Une douzaine de juriste ont fait leurs analyses
Sur la base d’un droit que certains cristallisent.
Pourtant le droit varie, comme la Constitution,
Tant en fonction des hommes, que des situations.

Les échanges politiques agacent l’électeur,
Chacun défends son camp avec beaucoup d’ardeur.
Mais cette donne-là est bien souvent biaisée
Par quelques spécialistes « qui font autorité ».
Ils usent très souvent de méthodes éprouvées :
Ils trient dans le passé pour asseoir leurs idées.

Hamid Mokaddem en est un bel exemple.
Au gré de ses croyances,  il bâtit son temple,
Dont les piliers porteurs sont sur sables mouvants,
Et risque, par erreur, d’écraser bien des gens.
Forçant les références et autres citations,
Il fait croire que beaucoup partagent sa vision.

Dans un papier écrit, voici déjà sept ans,
Il donne les contours du peuple de votants.
Il explique, sans fard, que la démocratie
Ne vaut que par le peuple qui « seul » se défini.
Sauf que par le peuple, il entend une ethnie,
Qui, par un droit inné, est la seule investie.

J’apprécie l’analyse largement détaillée,
Digne d’un professeur à l’université.
Histoires, populations, génocides et ethnies,
Démocraties, coutumes, terres et colonies,
Nourrissent un propos nettement structuré
Autour d’une idée fixe qui s’est mondialisée.

Il rappelle, bien sûr, nombre de vérités,
C’est ce qui fait la force de ce genre de papier.
Mais je reste perplexe, et même déboussolé,
Par les divers sophismes qui s’y trouvent mêlés.
Par certains postulats qui se veulent honorables,
Mais condamnent d’avance la puissance coloniale.
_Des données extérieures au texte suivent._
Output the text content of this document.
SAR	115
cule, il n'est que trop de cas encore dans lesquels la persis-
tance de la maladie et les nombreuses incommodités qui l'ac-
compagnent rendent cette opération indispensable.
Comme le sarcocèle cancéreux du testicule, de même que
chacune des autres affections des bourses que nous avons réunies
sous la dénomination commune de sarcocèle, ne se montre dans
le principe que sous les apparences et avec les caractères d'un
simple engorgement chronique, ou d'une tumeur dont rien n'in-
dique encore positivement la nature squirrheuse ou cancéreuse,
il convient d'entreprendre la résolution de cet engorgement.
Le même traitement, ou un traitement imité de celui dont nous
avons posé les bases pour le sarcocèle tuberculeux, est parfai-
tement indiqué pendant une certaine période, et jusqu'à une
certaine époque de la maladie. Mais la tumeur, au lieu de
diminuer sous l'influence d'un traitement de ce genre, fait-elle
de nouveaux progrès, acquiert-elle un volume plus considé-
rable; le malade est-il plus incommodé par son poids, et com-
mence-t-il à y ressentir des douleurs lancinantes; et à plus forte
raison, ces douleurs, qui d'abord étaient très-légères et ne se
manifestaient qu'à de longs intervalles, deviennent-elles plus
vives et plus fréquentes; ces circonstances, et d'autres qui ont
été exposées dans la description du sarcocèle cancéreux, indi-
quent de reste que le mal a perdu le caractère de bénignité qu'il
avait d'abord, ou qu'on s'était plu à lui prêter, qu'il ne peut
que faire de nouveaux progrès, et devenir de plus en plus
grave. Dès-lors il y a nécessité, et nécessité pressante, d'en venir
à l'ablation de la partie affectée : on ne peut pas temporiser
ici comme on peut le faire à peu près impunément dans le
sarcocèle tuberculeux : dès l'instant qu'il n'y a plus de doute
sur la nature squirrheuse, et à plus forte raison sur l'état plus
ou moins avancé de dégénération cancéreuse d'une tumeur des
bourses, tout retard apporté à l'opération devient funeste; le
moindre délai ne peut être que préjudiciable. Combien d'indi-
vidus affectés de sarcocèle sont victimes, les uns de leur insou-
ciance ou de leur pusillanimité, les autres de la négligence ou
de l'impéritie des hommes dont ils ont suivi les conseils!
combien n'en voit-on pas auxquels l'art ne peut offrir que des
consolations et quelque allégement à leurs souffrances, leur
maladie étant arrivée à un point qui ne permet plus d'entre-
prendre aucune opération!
Refusant les lumières d’une colonisation,
Pour ne voir que l’ombre d’une civilisation ;
Partant du postulat, mondialement répandu,
Qu’un « peuple singulier » a des droits absolus ;
L’auteur nous explique toutes les imperfections
D’une démocratie qui déjoue ses options.

Voici au fil du texte, mes propres commentaires,
Que m’inspira ce texte, quelque peu doctrinaire.

1 / « Corps électoral contre politique migratoire »
L’auteur dit de l’Histoire qu’elle est plutôt réduite,
Et pleine de poncifs évolutionnistes,
Qu’elle commence avec Cook, parle des migrations,
Fait des calédoniens une seule population.
Des groupes austronésiens, il dit l’ancienneté,
Et du peuple Kanak, ses trois milliers d’année.
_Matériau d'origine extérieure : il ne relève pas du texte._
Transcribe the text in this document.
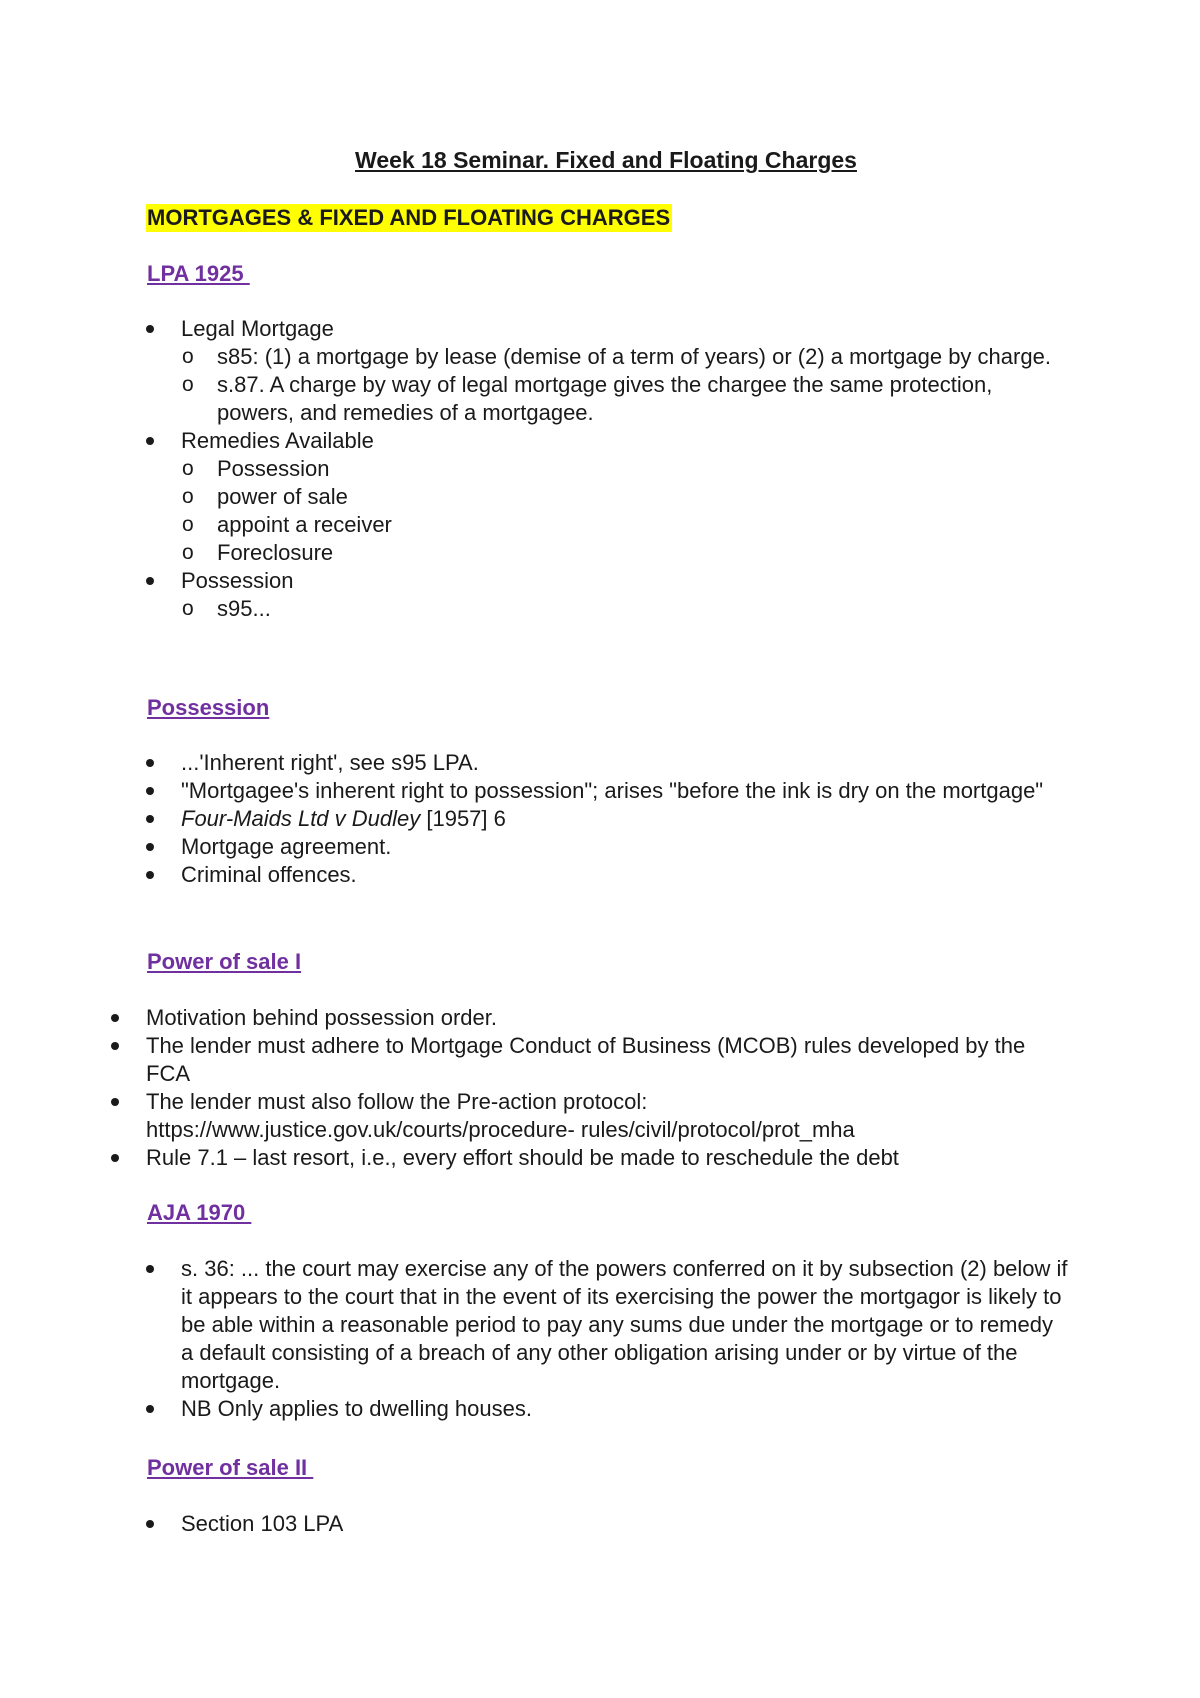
Week 18 Seminar. Fixed and Floating Charges
MORTGAGES & FIXED AND FLOATING CHARGES
LPA 1925
Legal Mortgage
o s85: (1) a mortgage by lease (demise of a term of years) or (2) a mortgage by charge.
o s.87. A charge by way of legal mortgage gives the chargee the same protection, powers, and remedies of a mortgagee.
Remedies Available
o Possession
o power of sale
o appoint a receiver
o Foreclosure
Possession
o s95...
Possession
...'Inherent right', see s95 LPA.
"Mortgagee's inherent right to possession"; arises "before the ink is dry on the mortgage"
Four-Maids Ltd v Dudley [1957] 6
Mortgage agreement.
Criminal offences.
Power of sale I
Motivation behind possession order.
The lender must adhere to Mortgage Conduct of Business (MCOB) rules developed by the FCA
The lender must also follow the Pre-action protocol: https://www.justice.gov.uk/courts/procedure- rules/civil/protocol/prot_mha
Rule 7.1 – last resort, i.e., every effort should be made to reschedule the debt
AJA 1970
s. 36: ... the court may exercise any of the powers conferred on it by subsection (2) below if it appears to the court that in the event of its exercising the power the mortgagor is likely to be able within a reasonable period to pay any sums due under the mortgage or to remedy a default consisting of a breach of any other obligation arising under or by virtue of the mortgage.
NB Only applies to dwelling houses.
Power of sale II
Section 103 LPA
Mais que s’est-il passé durant cette période,
Pour que des seuls kanak, on fasse ainsi l’éloge ? 
Combien de groupes ethniques et autres allochtones
Vinrent, sur cette terre, métisser leurs personnes ?
Et pourquoi accepter ces fusions antérieures,
En rejetant le blanc comme un envahisseur ?

Parce que l’État Français chercha à « faire du blanc »,
Faut-il discriminer  plusieurs sortes de gens ?
Un choix qualitatif par le « lien à la terre »
Pourrait rendre apatride nombre de « gens sans terre ».
Vouloir différencier « ethnie », «population »,
« Peuple » et « communauté » dans cette digression,
Impose de le faire pour « terre », « pays », « nation »,
« État » ou « territoire » sans aucune exclusion.

L’insurrection kanak a la même valeur
Que la Révolution, affirme cet auteur.
Les révolutionnaires étaient, certes, rebelles,
Mais portaient des valeurs plutôt universelles.
Vouloir les comparer pourrait ressusciter
Une vieille guillotine qui tue sans discerner.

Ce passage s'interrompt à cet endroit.